NMR spectroscopy of solid state and oriented systems has long been an important area of research in the Pines group. NMR spectra of these systems contain plenty of chemical information. However, interpreting these spectra often requires sophisticated manipulation of the spin interactions in order to selectively extract the desired information or to correlate one kind of information to another.

Our recent work in high-resolution solid-state NMR includes a collaboration with the Wemmer lab to investigate the structures of fibril-forming peptides. The major focus in this area is the development of high performance recoupling pulse sequence combined with novel sample labeling strategy, in order to extract structural information of solid peptides with local order. Long-range distance information is the major target of our pursuit.

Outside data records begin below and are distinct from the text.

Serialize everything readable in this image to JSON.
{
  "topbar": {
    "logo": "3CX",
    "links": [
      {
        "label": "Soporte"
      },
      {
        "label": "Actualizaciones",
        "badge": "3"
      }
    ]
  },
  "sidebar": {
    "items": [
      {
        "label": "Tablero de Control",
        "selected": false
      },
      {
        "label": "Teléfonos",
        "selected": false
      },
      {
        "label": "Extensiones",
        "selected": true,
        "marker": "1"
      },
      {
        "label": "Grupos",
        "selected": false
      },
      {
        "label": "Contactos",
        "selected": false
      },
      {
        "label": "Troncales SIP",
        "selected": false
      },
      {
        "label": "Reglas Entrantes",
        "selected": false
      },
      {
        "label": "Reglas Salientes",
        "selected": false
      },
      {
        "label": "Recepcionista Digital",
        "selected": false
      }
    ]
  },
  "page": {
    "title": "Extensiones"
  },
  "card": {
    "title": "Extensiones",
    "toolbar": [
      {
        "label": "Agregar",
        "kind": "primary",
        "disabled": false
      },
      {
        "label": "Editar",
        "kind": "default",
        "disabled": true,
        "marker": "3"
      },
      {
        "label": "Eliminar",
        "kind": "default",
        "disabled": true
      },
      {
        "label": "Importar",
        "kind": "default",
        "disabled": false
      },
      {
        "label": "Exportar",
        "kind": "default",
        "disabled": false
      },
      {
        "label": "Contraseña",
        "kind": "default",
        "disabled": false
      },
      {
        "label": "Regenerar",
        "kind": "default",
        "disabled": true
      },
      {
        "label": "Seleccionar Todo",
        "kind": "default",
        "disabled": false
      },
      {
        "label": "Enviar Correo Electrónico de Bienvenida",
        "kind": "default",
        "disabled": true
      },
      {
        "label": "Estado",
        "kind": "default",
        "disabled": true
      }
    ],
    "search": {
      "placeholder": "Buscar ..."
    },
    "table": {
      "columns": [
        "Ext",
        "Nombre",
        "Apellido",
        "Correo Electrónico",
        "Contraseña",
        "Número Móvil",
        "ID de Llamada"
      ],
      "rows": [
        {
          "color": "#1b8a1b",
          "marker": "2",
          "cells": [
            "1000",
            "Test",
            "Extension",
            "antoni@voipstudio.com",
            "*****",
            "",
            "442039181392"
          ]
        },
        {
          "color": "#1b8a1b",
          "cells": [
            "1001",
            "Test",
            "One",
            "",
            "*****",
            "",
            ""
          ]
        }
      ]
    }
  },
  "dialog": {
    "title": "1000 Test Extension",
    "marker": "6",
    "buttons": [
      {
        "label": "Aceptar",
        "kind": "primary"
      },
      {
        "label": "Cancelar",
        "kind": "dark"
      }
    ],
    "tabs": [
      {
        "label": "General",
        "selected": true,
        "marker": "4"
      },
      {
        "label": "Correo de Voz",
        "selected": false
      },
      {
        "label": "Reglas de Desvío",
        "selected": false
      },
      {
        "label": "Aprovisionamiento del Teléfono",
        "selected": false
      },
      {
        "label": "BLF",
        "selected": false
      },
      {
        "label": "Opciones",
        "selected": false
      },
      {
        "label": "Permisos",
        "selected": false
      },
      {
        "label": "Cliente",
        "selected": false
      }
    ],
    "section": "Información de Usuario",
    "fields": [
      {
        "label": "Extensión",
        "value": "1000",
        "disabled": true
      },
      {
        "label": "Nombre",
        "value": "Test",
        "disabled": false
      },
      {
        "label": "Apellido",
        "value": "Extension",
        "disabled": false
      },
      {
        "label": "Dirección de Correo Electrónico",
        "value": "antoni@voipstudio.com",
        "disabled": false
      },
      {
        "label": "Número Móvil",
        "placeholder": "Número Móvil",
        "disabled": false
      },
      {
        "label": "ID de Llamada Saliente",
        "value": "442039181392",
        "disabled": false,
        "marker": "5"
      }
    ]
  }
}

We are also developing and using novel switched-angle spinning (SAS) and projected magic-angle spinning (p-MAS) experiments. By correlating the information-rich, but hard-to-interpret anisotropic spectrum with the (over)simplified magic angle spinning (MAS) spectrum, we can efficiently obtain structural information. We have applied this principle by using variable angle spinning (VAS) to measure scaled dipolar couplings in a small molecule dissolved in different thermotropic liquid crystals, thus the circumventing experimental errors encountered when changing the order parameter by varying the temperature. For samples such as liquid crystals and other oriented systems, which become unstable when spun at the magic angle, we can reconstruct the hypothetical isotropic spectrum from the appropriate projection in the p-MAS experiment .

For the oriented systems, the information-tailoring can be done not only by manipulating spin interactions, but also by changing the way that the sample is oriented. Different orienting media provide different kinds of spectral information, and different physical methods for molecular alignment can offer new possibilities for NMR methodology and applications.